Plus immédiatement, les États-Unis ont été piqués par le succès de la Chine à rapprocher ses vieux ennemis, l’Arabie Saoudite et l’Iran. Le bombardement d’Ansarallah poussera le nouvel accord négocié par la Chine, du moins l’espèrent les États-Unis, jusqu’au point de rupture.
Le président Joe Biden affirme que les frappes aériennes étaient nécessaires parce que les Houthis mettent en danger « la liberté de navigation sur l’une des voies navigables les plus vitales du monde ». Le Premier ministre britannique Rishi Sunak, de la même manière, a affirmé que le bombardement du Yémen était une question de légitime défense.
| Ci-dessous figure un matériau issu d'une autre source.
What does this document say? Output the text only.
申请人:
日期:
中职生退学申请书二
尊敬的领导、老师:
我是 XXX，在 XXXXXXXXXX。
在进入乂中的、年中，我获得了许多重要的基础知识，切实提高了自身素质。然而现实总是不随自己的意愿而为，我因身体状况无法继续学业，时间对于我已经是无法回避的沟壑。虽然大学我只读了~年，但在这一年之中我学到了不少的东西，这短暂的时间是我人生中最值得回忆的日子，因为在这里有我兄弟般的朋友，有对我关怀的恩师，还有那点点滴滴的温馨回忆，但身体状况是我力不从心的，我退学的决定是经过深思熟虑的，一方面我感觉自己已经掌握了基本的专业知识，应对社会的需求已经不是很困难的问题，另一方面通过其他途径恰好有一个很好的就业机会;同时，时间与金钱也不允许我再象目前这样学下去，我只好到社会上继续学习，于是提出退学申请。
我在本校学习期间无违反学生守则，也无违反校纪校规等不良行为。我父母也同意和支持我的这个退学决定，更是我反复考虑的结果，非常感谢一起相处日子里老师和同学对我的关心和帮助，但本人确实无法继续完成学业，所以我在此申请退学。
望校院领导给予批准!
L’affirmation selon laquelle les puissances occidentales protègent la liberté de navigation aurait pu paraître plus crédible si Israël avait accordé aux Gazaouis la liberté de naviguer – ne serait-ce que pour pêcher dans leurs propres eaux – ou si la coalition dirigée par l’Arabie saoudite, aux côtés des États-Unis, n’avait pas été autorisée à naviguer, à empêcher les navires marchands d’atteindre le port de Hodeida au Yémen dans le cadre de la guerre de neuf ans menée par les Saoudiens pour occuper et contrôler ce pays.
C’est ce long blocus, levé le mois dernier seulement, qui a empêché l’aide vitale d’atteindre les 23,4 millions de personnes qui en dépendent directement – 60 % des 400 000 décès pendant la guerre au Yémen ont été causés par le manque d’accès à la nourriture, à l’eau, et les soins de santé.
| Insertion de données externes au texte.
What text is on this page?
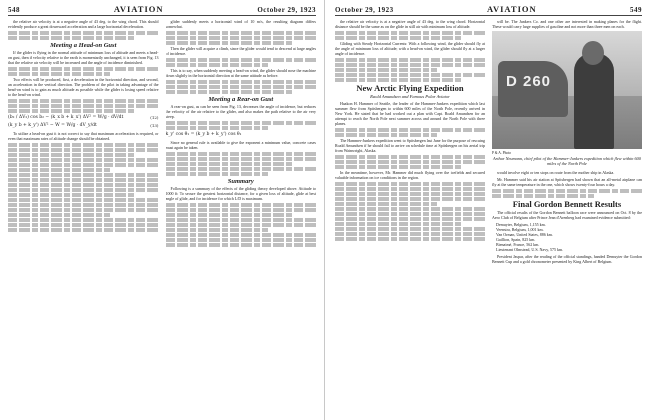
548	AVIATION	October 29, 1923

the relative air velocity is at a negative angle of 43 deg. to the wing chord. This should evidently produce a great downward acceleration and a large horizontal deceleration.

Meeting a Head-on Gust

If the glider is flying in the normal attitude of minimum loss of altitude and meets a head-on gust, then if velocity relative to the earth is momentarily unchanged, it is seen from Fig. 13 that the relative air velocity will be increased and the angle of incidence diminished.

Two effects will be produced, first, a deceleration in the horizontal direction, and second, an acceleration in the vertical direction. The problem of the pilot in taking advantage of the head-on wind is to gain as much altitude as possible while the glider is losing speed relative to the head-on wind.

(b₂ / ΔV₂) cos b₂ − (k_x b + k_x') ΔV² = W/g · dV/dt	(12)
(k_y b + k_y') ΔV² − W = W/g · dV_y/dt	(13)

To utilize a head-on gust it is not correct to say that maximum acceleration is required, or even that maximum rates of altitude change should be obtained.

glider suddenly meets a horizontal wind of 10 m/s, the resulting diagram differs somewhat.

Then the glider will acquire a climb, since the glider would tend to descend at large angles of incidence.

This is to say, when suddenly meeting a head-on wind, the glider should nose the machine down slightly in the horizontal direction at the same attitude as before.

Meeting a Rear-on Gust

A rear-on gust, as can be seen from Fig. 13, decreases the angle of incidence, but reduces the velocity of the air relative to the glider, and also makes the path relative to the air very steep.

k_y' cos θ₁ = (k_y b + k_y') cos θ₁

Since no general rule is available to give the exponent a minimum value, concrete cases must again be taken.

Summary

Following is a summary of the effects of the gliding theory developed above. Attitude to 1000 ft: To secure the greatest horizontal distance, for a given loss of altitude, glide at best angle of glide, and for incidence for which L/D is maximum.

October 29, 1923	AVIATION	549

the relative air velocity is at a negative angle of 43 deg. to the wing chord. Horizontal distance should be the same as on the glide in still air with minimum loss of altitude.

Gliding with Steady Horizontal Currents: With a following wind, the glider should fly at the angle of minimum loss of altitude; with a head-on wind, the glider should fly at a larger angle of incidence.

New Arctic Flying Expedition
Raold Amundsen and Famous Polar Aviator

Haakon H. Hammer of Seattle, the leader of the Hammer-Junkers expedition which last summer flew from Spitsbergen to within 600 miles of the North Pole, recently arrived in New York. He stated that he had worked out a plan with Capt. Roald Amundsen for an attempt to reach the North Pole next summer across and around the North Pole with three planes.

The Hammer-Junkers expedition went to Spitsbergen last June for the purpose of rescuing Roald Amundsen if he should fail to arrive on schedule time at Spitsbergen on his aerial trip from Wainwright, Alaska.

In the meantime, however, Mr. Hammer did much flying over the icefields and secured valuable information on ice conditions in the region.

will be. The Junkers Co. and one other are interested in making planes for the flight. These would carry large supplies of gasoline and not more than three men on each.

D 260
P & A. Photo
Arthur Neumann, chief pilot of the Hammer-Junkers expedition which flew within 600 miles of the North Pole

would involve eight or ten stops on route from the mother ship in Alaska.

Mr. Hammer said his air station at Spitsbergen had shown that an all-metal airplane can fly at the same temperature in the one, which shows twenty-four hours a day.

Final Gordon Bennett Results

The official results of the Gordon Bennett balloon race were announced on Oct. 8 by the Aero Club of Belgium after Prince Jean d'Arenberg had examined evidence submitted:

Demuyter, Belgium, 1,155 km.
Veenstra, Belgium, 1,001 km.
Van Orman, United States, 886 km.
Gaillion, Spain, 825 km.
Bienaimé, France, 562 km.
Lieutenant Olmstead, U.S. Navy, 575 km.

President Jaspar, after the reading of the official standings, handed Demuyter the Gordon Bennett Cup and a gold chronometer presented by King Albert of Belgium.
Ce chiffre inclut 260 000 enfants de moins de cinq ans.
L’hypocrisie occidentale se révèle également dans le fait que les États-Unis pourraient mettre fin à tout moment – sans violence – à la menace du Yémen contre les navires liés à Israël, simplement en privant Israël d’armes et de fonds, et en imposant ainsi un cessez-le-feu israélien à Gaza.
C’est ce qu’il refuse de faire. Il choisit de permettre le génocide d’Israël, en soutenant Israël contre vents et marées en tant que fidèle exécutant au Moyen-Orient.
Le récent voyage d’Antony Blinken dans la région n’avait pas pour objectif la désescalade. Il est allé organiser les frappes contre le Yémen.
Réaction au bombardement
En réponse aux bombardements, Ansarallah du Yémen, le mouvement patriotique à large assise avec les Houthis en son sein, a déclaré : « Toute frappe contre nous subira une riposte... avec toute la force et la détermination, et la région sera au bord de l’escalade, dont personne ne connaît la fin. Toute frappe contre nous n’a aucune justification, car elle constitue simplement un soutien à Israël pour continuer à tuer le peuple palestinien opprimé. » [6]
Le Hamas a publié une déclaration exprimant sa gratitude au « Yémen frère et à son peuple héroïque qui se tient aux côtés de notre peuple palestinien ».
Outre la réponse de défi d’Ansarallah – qui est un acteur autonome et loin d’être un pion de l’Iran comme l’affirment les médias occidentaux – les attaques ont enflammé l’opinion publique dans la région et dans le monde entier. Des manifestations massives ont déjà eu lieu en Jordanie – un pays qui sert de plaque tournante pour l’approvisionnement d’Israël, tout en appelant rhétoriquement à la retenue israélienne à Gaza – ainsi qu’au Yémen même, où les manifestations hebdomadaires rassemblant des millions de personnes ont atteint une ampleur sans précédent en réponse aux attaques des États-Unis et du Royaume-Uni.
En Irak, les milices patriotiques liées au Hezbollah libanais et à d’autres se sont engagées à intensifier leurs attaques contre les bases étasuniennes – dans le but d’évincer la présence illégale des États-Unis en Irak.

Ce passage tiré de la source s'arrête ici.